All ten victims were exposed to the escaping gas. Three workers were overcome almost immediately and fell to the ground. Instead of evacuating the area, three of the remaining workers attempted to drag the fallen men to fresh air. Two of them passed out in the course of assisting the others. Mill workers further away saw the victims collapsing and called in emergency help.
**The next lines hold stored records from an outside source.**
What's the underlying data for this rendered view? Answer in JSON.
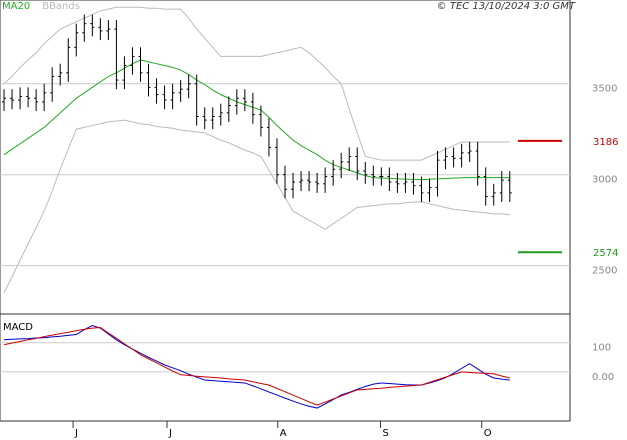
{
  "credit": "© TEC 13/10/2024 3:0 GMT",
  "chart_data": [
    {
      "type": "ohlc",
      "xlim": [
        0,
        71
      ],
      "xticks": [
        {
          "value": 9.1,
          "label": "J"
        },
        {
          "value": 20.8,
          "label": "J"
        },
        {
          "value": 34.6,
          "label": "A"
        },
        {
          "value": 47.4,
          "label": "S"
        },
        {
          "value": 60,
          "label": "O"
        }
      ],
      "ylim": [
        2240,
        3960
      ],
      "yticks": [
        2500,
        3000,
        3500
      ],
      "grid": true,
      "color": "#000000",
      "open": [
        3400,
        3420,
        3410,
        3430,
        3420,
        3400,
        3450,
        3540,
        3560,
        3700,
        3780,
        3830,
        3810,
        3790,
        3800,
        3520,
        3600,
        3650,
        3560,
        3480,
        3440,
        3410,
        3450,
        3470,
        3500,
        3320,
        3300,
        3320,
        3340,
        3380,
        3420,
        3400,
        3330,
        3260,
        3150,
        3000,
        2920,
        2960,
        2970,
        2960,
        2950,
        2990,
        3030,
        3070,
        3100,
        3020,
        3000,
        2990,
        2990,
        2960,
        2950,
        2960,
        2940,
        2900,
        2930,
        3080,
        3100,
        3090,
        3120,
        3130,
        2990,
        2880,
        2900,
        2970
      ],
      "high": [
        3470,
        3470,
        3480,
        3480,
        3470,
        3500,
        3590,
        3610,
        3750,
        3830,
        3880,
        3880,
        3860,
        3850,
        3850,
        3650,
        3700,
        3700,
        3610,
        3530,
        3490,
        3500,
        3520,
        3550,
        3550,
        3370,
        3370,
        3390,
        3430,
        3470,
        3470,
        3450,
        3380,
        3310,
        3200,
        3050,
        3010,
        3020,
        3020,
        3010,
        3040,
        3080,
        3120,
        3150,
        3150,
        3070,
        3050,
        3040,
        3040,
        3010,
        3010,
        3010,
        2990,
        2980,
        3130,
        3150,
        3150,
        3170,
        3180,
        3180,
        3040,
        2950,
        3020,
        3020
      ],
      "low": [
        3350,
        3360,
        3360,
        3370,
        3350,
        3350,
        3400,
        3490,
        3510,
        3650,
        3730,
        3760,
        3740,
        3740,
        3470,
        3470,
        3550,
        3510,
        3430,
        3390,
        3360,
        3360,
        3400,
        3420,
        3270,
        3250,
        3250,
        3270,
        3290,
        3330,
        3350,
        3280,
        3210,
        3100,
        2950,
        2870,
        2870,
        2910,
        2910,
        2900,
        2900,
        2940,
        2980,
        3020,
        2970,
        2950,
        2940,
        2940,
        2910,
        2900,
        2900,
        2890,
        2850,
        2850,
        2880,
        3030,
        3040,
        3040,
        3070,
        2940,
        2830,
        2830,
        2850,
        2850
      ],
      "close": [
        3420,
        3410,
        3430,
        3420,
        3400,
        3450,
        3540,
        3560,
        3700,
        3780,
        3830,
        3810,
        3790,
        3800,
        3520,
        3600,
        3650,
        3560,
        3480,
        3440,
        3410,
        3450,
        3470,
        3500,
        3320,
        3300,
        3320,
        3340,
        3380,
        3420,
        3400,
        3330,
        3260,
        3150,
        3000,
        2920,
        2960,
        2970,
        2960,
        2950,
        2990,
        3030,
        3070,
        3100,
        3020,
        3000,
        2990,
        2990,
        2960,
        2950,
        2960,
        2940,
        2900,
        2930,
        3080,
        3100,
        3090,
        3120,
        3130,
        2990,
        2880,
        2900,
        2970,
        2900
      ],
      "series": [
        {
          "name": "MA20",
          "color": "#22aa22",
          "values": [
            3110,
            3140,
            3170,
            3200,
            3230,
            3260,
            3300,
            3340,
            3380,
            3420,
            3450,
            3480,
            3510,
            3540,
            3560,
            3585,
            3610,
            3630,
            3620,
            3610,
            3600,
            3590,
            3575,
            3550,
            3520,
            3495,
            3465,
            3440,
            3420,
            3400,
            3385,
            3370,
            3356,
            3315,
            3270,
            3230,
            3190,
            3160,
            3135,
            3110,
            3080,
            3055,
            3040,
            3025,
            3010,
            2995,
            2984,
            2982,
            2980,
            2978,
            2976,
            2974,
            2973,
            2975,
            2977,
            2979,
            2981,
            2983,
            2984,
            2984,
            2984,
            2984,
            2984,
            2984
          ]
        },
        {
          "name": "BBands",
          "color": "#bbbbbb",
          "upper": [
            3500,
            3540,
            3590,
            3630,
            3670,
            3720,
            3760,
            3800,
            3820,
            3840,
            3860,
            3880,
            3900,
            3910,
            3920,
            3920,
            3920,
            3920,
            3915,
            3915,
            3910,
            3910,
            3910,
            3860,
            3800,
            3750,
            3700,
            3650,
            3650,
            3650,
            3650,
            3650,
            3650,
            3660,
            3670,
            3680,
            3690,
            3700,
            3670,
            3630,
            3590,
            3540,
            3500,
            3360,
            3230,
            3100,
            3090,
            3080,
            3080,
            3080,
            3080,
            3080,
            3080,
            3100,
            3120,
            3140,
            3160,
            3180,
            3180,
            3180,
            3180,
            3180,
            3180,
            3180
          ],
          "lower": [
            2350,
            2440,
            2530,
            2620,
            2710,
            2800,
            2910,
            3030,
            3140,
            3250,
            3260,
            3270,
            3280,
            3290,
            3295,
            3300,
            3290,
            3280,
            3275,
            3265,
            3260,
            3255,
            3245,
            3240,
            3235,
            3230,
            3210,
            3190,
            3175,
            3155,
            3135,
            3120,
            3100,
            3025,
            2950,
            2875,
            2800,
            2775,
            2750,
            2725,
            2700,
            2730,
            2760,
            2790,
            2820,
            2825,
            2830,
            2835,
            2840,
            2840,
            2845,
            2850,
            2850,
            2840,
            2830,
            2820,
            2810,
            2805,
            2800,
            2795,
            2790,
            2785,
            2785,
            2780
          ]
        }
      ],
      "levels": [
        {
          "value": 3186,
          "color": "#cc0000"
        },
        {
          "value": 2574,
          "color": "#229922"
        }
      ]
    },
    {
      "type": "line",
      "title": "MACD",
      "ylim": [
        -165,
        195
      ],
      "yticks": [
        100,
        {
          "value": 0,
          "label": "0.00"
        }
      ],
      "grid": true,
      "series": [
        {
          "color": "#0000cc",
          "values": [
            110,
            112,
            113,
            114,
            116,
            117,
            120,
            122,
            125,
            128,
            145,
            159,
            150,
            130,
            110,
            93,
            78,
            64,
            50,
            37,
            24,
            14,
            4,
            -8,
            -18,
            -28,
            -30,
            -32,
            -34,
            -36,
            -38,
            -48,
            -58,
            -69,
            -79,
            -90,
            -100,
            -110,
            -118,
            -124,
            -110,
            -95,
            -79,
            -70,
            -60,
            -50,
            -42,
            -38,
            -40,
            -42,
            -44,
            -45,
            -45,
            -38,
            -30,
            -20,
            -5,
            12,
            28,
            10,
            -8,
            -21,
            -25,
            -28
          ]
        },
        {
          "color": "#cc0000",
          "values": [
            93,
            99,
            104,
            110,
            115,
            121,
            126,
            131,
            136,
            141,
            146,
            150,
            152,
            133,
            115,
            96,
            78,
            59,
            45,
            31,
            17,
            3,
            -10,
            -12,
            -15,
            -17,
            -19,
            -21,
            -24,
            -26,
            -28,
            -34,
            -40,
            -45,
            -57,
            -68,
            -80,
            -91,
            -103,
            -114,
            -104,
            -93,
            -83,
            -72,
            -62,
            -60,
            -58,
            -56,
            -53,
            -51,
            -49,
            -47,
            -45,
            -36,
            -27,
            -18,
            -9,
            0,
            -2,
            -4,
            -5,
            -7,
            -14,
            -21
          ]
        }
      ]
    }
  ]
}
Looking into root causes, the US Chemical safety board (CSB) found the plant did not follow good engineering practices when in 1995 the drain from the collection pit was connected to the sewer line where acid was periodically added. No review of the potential hazards that might result from the mix had been carried out. The plant did not identify the unloading station as a hydrogen sulfide risk area and did not install any gas warning devices.

There had been earlier indications of problems with the fiberglass manhole cover from which the hydrogen sulfide escaped. Employees reported previous occasions where another toxic gas, chlorine dioxide, leaked through the seal of the manhole cover. However, these leaks were not reported or investigated as near-miss incidents. Maintenance personnel repaired the leaks but were unable to find a permanent solution to the problem. Had the earlier incidents been investigated, it is likely that management would have redesigned the sewer system opening.